Collaborative Problem Solving
The Collaborative Problem Solving approach by Think:Kids at Massachusetts General Hospital is a tried and true parenting method that calms behavior challenges, opens up new pathways of thinking, and builds the skills to meet more and more of your expectations. Helping your child improve areas like frustration tolerance, flexibility and problem solving can be a game changer for your relationship and restore the peace and sanity in your home.
Ted Layman is a Licensed Clinical Social Worker and certified CPS Trainer and Think:Kids staff member. He is part of an international team of leading specialists in Collaborative Problem Solving and provides training, consultation and psychotherapy for parents and families utilizing CPS.

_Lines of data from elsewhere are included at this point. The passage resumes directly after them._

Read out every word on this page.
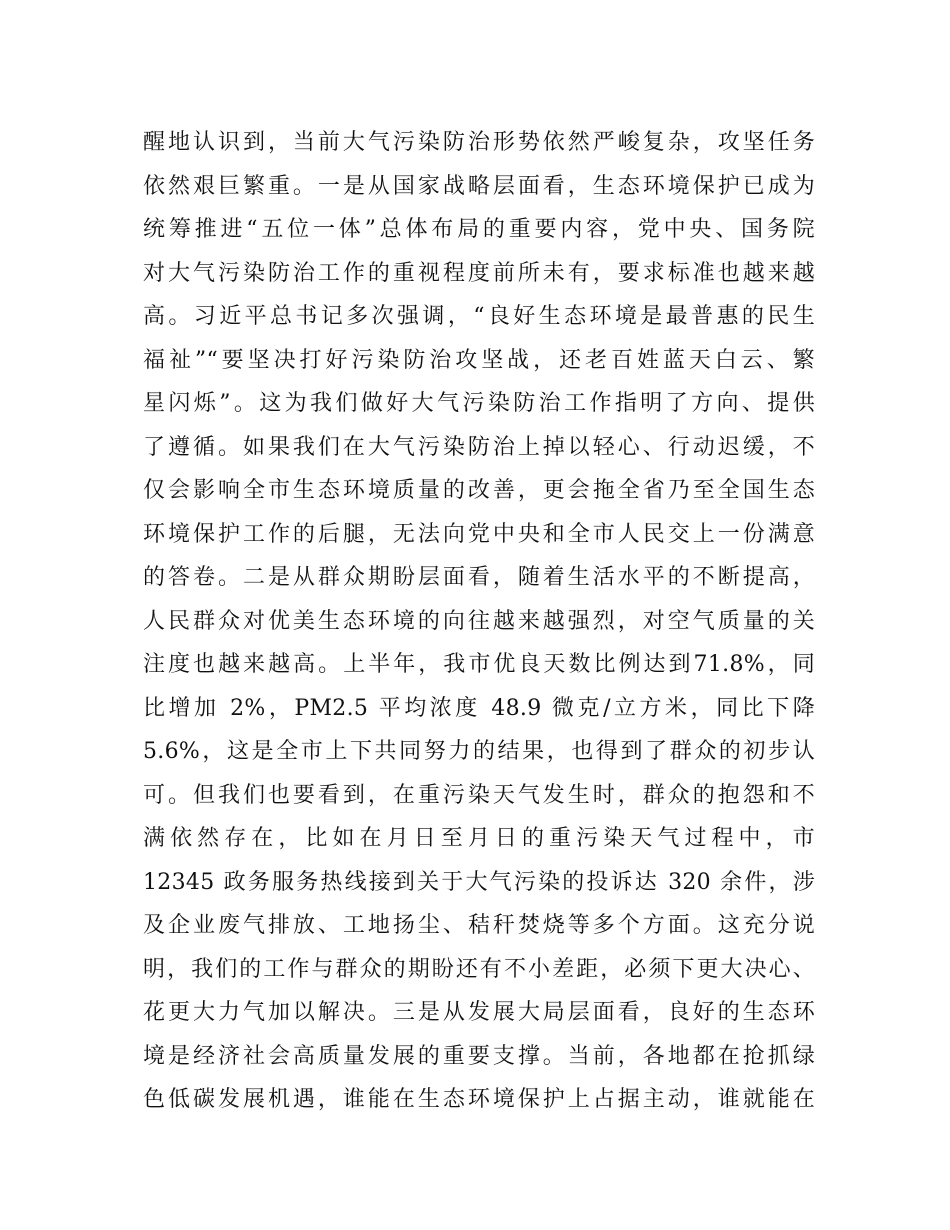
醒地认识到，当前大气污染防治形势依然严峻复杂，攻坚任务
依然艰巨繁重。一是从国家战略层面看，生态环境保护已成为
统筹推进“五位一体”总体布局的重要内容，党中央、国务院
对大气污染防治工作的重视程度前所未有，要求标准也越来越
高。习近平总书记多次强调，“良好生态环境是最普惠的民生
福祉”“要坚决打好污染防治攻坚战，还老百姓蓝天白云、繁
星闪烁”。这为我们做好大气污染防治工作指明了方向、提供
了遵循。如果我们在大气污染防治上掉以轻心、行动迟缓，不
仅会影响全市生态环境质量的改善，更会拖全省乃至全国生态
环境保护工作的后腿，无法向党中央和全市人民交上一份满意
的答卷。二是从群众期盼层面看，随着生活水平的不断提高，
人民群众对优美生态环境的向往越来越强烈，对空气质量的关
注度也越来越高。上半年，我市优良天数比例达到71.8%，同
比增加 2%，PM2.5 平均浓度 48.9 微克/立方米，同比下降
5.6%，这是全市上下共同努力的结果，也得到了群众的初步认
可。但我们也要看到，在重污染天气发生时，群众的抱怨和不
满依然存在，比如在月日至月日的重污染天气过程中，市
12345 政务服务热线接到关于大气污染的投诉达 320 余件，涉
及企业废气排放、工地扬尘、秸秆焚烧等多个方面。这充分说
明，我们的工作与群众的期盼还有不小差距，必须下更大决心、
花更大力气加以解决。三是从发展大局层面看，良好的生态环
境是经济社会高质量发展的重要支撑。当前，各地都在抢抓绿
色低碳发展机遇，谁能在生态环境保护上占据主动，谁就能在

- Children and teens who struggle with ADHD, Oppositional Defiant Disorder, PTSD, anxiety, and depression symptoms.
- Children and teens that are chronically inflexible, easily frustrated or irritable, and struggle with solving problems adaptively.
- For families that have used many other types of discipline approaches that they aren’t working.
- With children starting as young as 3 year-old to teens and young adults.
Being firmly rooted in both a philosophy and neuroscience, CPS starts with changing our understanding of the problem followed by research based techniques to build the skills that children (and parents) need to think more flexibly, tolerate their frustration better, and solve problems more effectively.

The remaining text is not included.